Religion Today Summaries, August 4, 2004

Compiled & Edited by Crosswalk News Staff

Religion Today Summaries, August 4, 2004

Daily briefs of the top news stories impacting Christians around the world.  In today's edition:

  • Jewish Christians Find Some Muslims Open to Gospel Message
  • Brazil: Court Drops 'Hate Crime' Charges
  • Frightened Christians Flee Iraq as Bomb Rocks Baghdad
  • Pastor's Sermon on Stealing Generates Surprising Returns

Jewish Christians Find Some Muslims Open to Gospel Message
Chad Groening, Agape Press

A Messianic Jewish evangelist says she witnessed to a lot of Muslims in a recent outreach effort in New York City, and quite a few of them wanted to know more about Jesus. Susan Perlman, first assistant to the executive director of Jews for Jesus, was in New York City during the month of July to take part in a massive street evangelism campaign. She says while Jews for Jesus' primary focus is winning the Jewish people for Christ, the missionaries encountered a number of Muslims who expressed a desire to learn more about Jesus Christ. Although Perlman notes that most members of the Islamic faith with whom Jews for Jesus talks reject the gospel, she says the evangelists encounter a select few who are open to the message. "We actually talked to a lot of Muslims on the streets of New York during our witnessing campaign, and also on the streets of other cities," she says, "and some are quite interested to hear from our Jewish-Christian perspective who Jesus is." But while encouraged by the response of a few Muslims to Jews for Jesus' outreach efforts, Perlman acknowledges that in witnessing to both Jews and Muslims in this way, one cannot expect to see a great many conversions.

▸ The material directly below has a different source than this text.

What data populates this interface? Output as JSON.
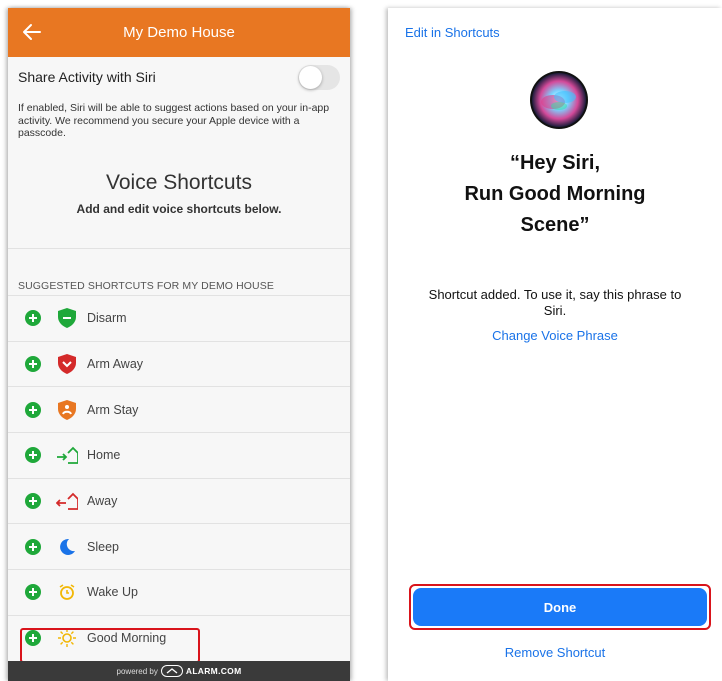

Brazil: Court Drops 'Hate Crime' Charges
Compass Direct

A court in Sao Paulo, Brazil, has ruled in favor of two Christian evangelists who appealed their conviction last year of violating Brazil's "hate crime" law. The landmark case involving the distribution of gospel tracts to Afro-Brazilian spiritists is the first to test a federal law declaring it a crime to "practice, induce, or incite discrimination" against members of another religion. Christians in Brazil hailed the decision as upholding freedom of speech and their right to conduct personal evangelism in public places. "We can certainly continue evangelistic work on the beaches, in the streets, in plazas and through all communications media in Brazil," Baptist pastor Joaquim de Andrade, one of the defendants in the case, said. "The judges' ruling came out favorably toward us because we are not breaking the law of our country," Andrade added. "There has been recognition that we have the right to give our testimony."

Frightened Christians Flee Iraq as Bomb Rocks Baghdad
Stefan Bos, ASSIST News Service

A local policeman and another officer were killed Tuesday, August 3, in a roadside bomb blast in Baghdad, where security forces coped with the aftermath of Sunday's terrorist attacks against churches in which up to 15 Christians died and scores of other believers were injured. The latest insurgent attack on Iraq's battered police, who have been pressured to improve the protection of Christians, came after two U.S. soldiers were killed and two others were wounded by a bomb explosion late Monday in Iraq's capital, while an American Marine died in action Tuesday west of Baghdad, The Associated Press quoted the military as saying. Amid the violence, Christians, including survivors and other frightened believers, were planning to flee Iraq and others said they were scared to visit Sunday services. "I am now scared to go to church," the injured Louis Climis, a leader in the Syriac Catholic community, told Canada's The Globe and Mail newspaper.

Pastor's Sermon on Stealing Generates Surprising Returns
Charisma News Service

A pastor's sermon on stealing has produced some surprising returns with his Minneapolis suburb congregation. Last week, Derek Rust put up special "amnesty bins" in the aisles of the Hosanna Lutheran Church in Lakeville, encouraging sticky-fingered parishioners to return anything they had swiped. Prompted by his sermon on the eighth commandment, based on a series on the Ten Commandments, Rust was amazed at the response. In the vast 2,000-seat sanctuary, ersatz thieves have been coming in to return stolen loot -- not during worship, but during the week, when they could slink in unnoticed. Items left in the bins include men's shirts, a rubber toy eagle, a soldering iron, CDs, a broom, power drill, Bubble Yum gum, baby clothes and towels pinched from hotels and motels. One woman gave Rust $30, payment for several years worth of snacks, pilfered from a convenience store where she worked. The sermon has drawn applause from Lakeville Police Chief Steve Strachan, who didn't hear the message. Rust believes the impact goes beyond the bins. "The Ten Commandments should be lived," he said. "That's what sermons should be about, applying truth to our lives."